This work addresses the challenge of attitude estimation when only scalar inertial measurements—such as partial vector observations along a single body-fixed axis—are available. The authors propose a novel complementary filter formulated directly on the SO(3) manifold, wherein the innovation term is specifically restructured to accommodate the scalar output structure. They establish almost global asymptotic stability of the attitude estimate under the condition that at least three inertial vectors are measured along the same body axis, and further derive sufficient conditions for convergence in two distinct dual-scalar measurement configurations. Numerical experiments demonstrate that the proposed method maintains robustness and effectiveness even under severe sensor constraints or with emerging scalar sensing modalities.

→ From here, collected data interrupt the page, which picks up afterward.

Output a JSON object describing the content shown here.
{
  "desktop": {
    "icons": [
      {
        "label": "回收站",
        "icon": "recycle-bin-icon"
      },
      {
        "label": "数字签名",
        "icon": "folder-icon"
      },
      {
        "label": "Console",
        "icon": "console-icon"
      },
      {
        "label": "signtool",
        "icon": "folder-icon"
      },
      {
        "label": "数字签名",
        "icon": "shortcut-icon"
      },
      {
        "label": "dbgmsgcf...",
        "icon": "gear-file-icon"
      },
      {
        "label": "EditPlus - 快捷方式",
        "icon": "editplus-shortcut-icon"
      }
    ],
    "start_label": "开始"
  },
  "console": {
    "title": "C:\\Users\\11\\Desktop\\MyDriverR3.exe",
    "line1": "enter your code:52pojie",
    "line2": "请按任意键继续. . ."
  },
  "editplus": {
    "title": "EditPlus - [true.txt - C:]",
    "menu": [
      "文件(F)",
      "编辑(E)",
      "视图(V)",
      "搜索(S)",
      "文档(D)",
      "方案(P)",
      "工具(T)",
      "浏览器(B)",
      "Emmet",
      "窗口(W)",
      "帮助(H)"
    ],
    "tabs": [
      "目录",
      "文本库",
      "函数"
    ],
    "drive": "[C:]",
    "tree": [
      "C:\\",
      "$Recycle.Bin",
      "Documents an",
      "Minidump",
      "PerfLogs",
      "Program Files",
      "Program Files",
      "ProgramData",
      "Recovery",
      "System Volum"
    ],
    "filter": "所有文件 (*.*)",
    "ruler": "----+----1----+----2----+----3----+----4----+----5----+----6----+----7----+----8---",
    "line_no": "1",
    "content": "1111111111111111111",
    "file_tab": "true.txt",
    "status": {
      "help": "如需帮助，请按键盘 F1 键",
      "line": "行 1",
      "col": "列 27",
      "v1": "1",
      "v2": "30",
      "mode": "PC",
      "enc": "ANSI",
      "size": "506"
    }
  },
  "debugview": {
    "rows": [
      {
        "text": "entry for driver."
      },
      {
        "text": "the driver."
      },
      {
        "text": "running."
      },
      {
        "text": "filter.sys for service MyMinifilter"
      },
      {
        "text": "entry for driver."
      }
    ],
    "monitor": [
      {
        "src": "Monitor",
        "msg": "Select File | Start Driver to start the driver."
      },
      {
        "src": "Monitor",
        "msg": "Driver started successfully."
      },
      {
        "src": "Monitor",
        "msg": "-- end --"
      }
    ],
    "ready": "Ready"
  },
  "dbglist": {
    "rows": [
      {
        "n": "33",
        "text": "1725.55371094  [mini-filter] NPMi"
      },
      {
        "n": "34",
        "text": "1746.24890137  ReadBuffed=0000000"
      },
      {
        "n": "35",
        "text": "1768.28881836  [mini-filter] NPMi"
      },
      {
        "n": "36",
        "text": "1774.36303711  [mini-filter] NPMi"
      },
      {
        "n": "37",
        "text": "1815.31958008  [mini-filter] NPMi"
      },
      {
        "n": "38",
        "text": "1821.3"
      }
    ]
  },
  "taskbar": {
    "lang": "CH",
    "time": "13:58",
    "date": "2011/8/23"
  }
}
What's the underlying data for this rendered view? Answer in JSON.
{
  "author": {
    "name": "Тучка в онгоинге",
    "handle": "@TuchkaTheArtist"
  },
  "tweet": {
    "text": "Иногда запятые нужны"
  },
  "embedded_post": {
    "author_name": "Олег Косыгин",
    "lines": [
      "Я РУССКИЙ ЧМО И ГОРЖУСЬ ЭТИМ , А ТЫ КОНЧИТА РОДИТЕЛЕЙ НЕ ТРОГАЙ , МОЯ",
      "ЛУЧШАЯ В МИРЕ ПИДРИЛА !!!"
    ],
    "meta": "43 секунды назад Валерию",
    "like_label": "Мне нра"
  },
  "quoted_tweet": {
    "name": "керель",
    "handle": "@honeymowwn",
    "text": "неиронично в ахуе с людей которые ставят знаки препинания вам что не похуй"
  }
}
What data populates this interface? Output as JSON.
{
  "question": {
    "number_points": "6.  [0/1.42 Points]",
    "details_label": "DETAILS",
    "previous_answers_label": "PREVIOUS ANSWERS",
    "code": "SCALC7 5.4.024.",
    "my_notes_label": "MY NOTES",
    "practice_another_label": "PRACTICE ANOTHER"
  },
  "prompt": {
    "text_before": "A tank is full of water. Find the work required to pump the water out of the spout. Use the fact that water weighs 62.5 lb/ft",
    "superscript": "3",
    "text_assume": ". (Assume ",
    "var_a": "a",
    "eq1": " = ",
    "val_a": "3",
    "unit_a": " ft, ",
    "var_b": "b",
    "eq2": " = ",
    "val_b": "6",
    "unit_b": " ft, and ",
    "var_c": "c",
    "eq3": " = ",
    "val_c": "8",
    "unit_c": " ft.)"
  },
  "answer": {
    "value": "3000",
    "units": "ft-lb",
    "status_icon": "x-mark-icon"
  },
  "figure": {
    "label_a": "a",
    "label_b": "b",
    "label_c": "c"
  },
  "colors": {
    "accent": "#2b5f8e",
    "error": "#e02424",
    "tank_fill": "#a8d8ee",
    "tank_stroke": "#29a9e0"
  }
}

Attitude estimation using scalar measurements, corresponding to partial vectorial observations, arises naturally when inertial vectors are not fully observed but only measured along specific body-frame vectors. Such measurements arise in problems involving incomplete vector measurements or attitude constraints derived from heterogeneous sensor information. Building on the classical complementary filter on SO(3), we propose an observer with a modified innovation term tailored to this scalar-output structure. The main result shows that almost-global asymptotic stability is recovered, under suitable persistence of excitation conditions, when at least three inertial vectors are measured along a common body-frame vector, which is consistent with the three-dimensional structure of SO(3). For two-scalar configurations - corresponding either to one inertial vector measured along two body-frame vectors, or to two inertial vectors measured along a common body-frame vector - we further derive sufficient conditions guaranteeing convergence within a reduced basin of attraction. Different examples and numerical results demonstrate the effectiveness of the proposed scalar-based complementary filter for attitude estimation in challenging scenarios involving reduced sensing and/or novel sensing modalities.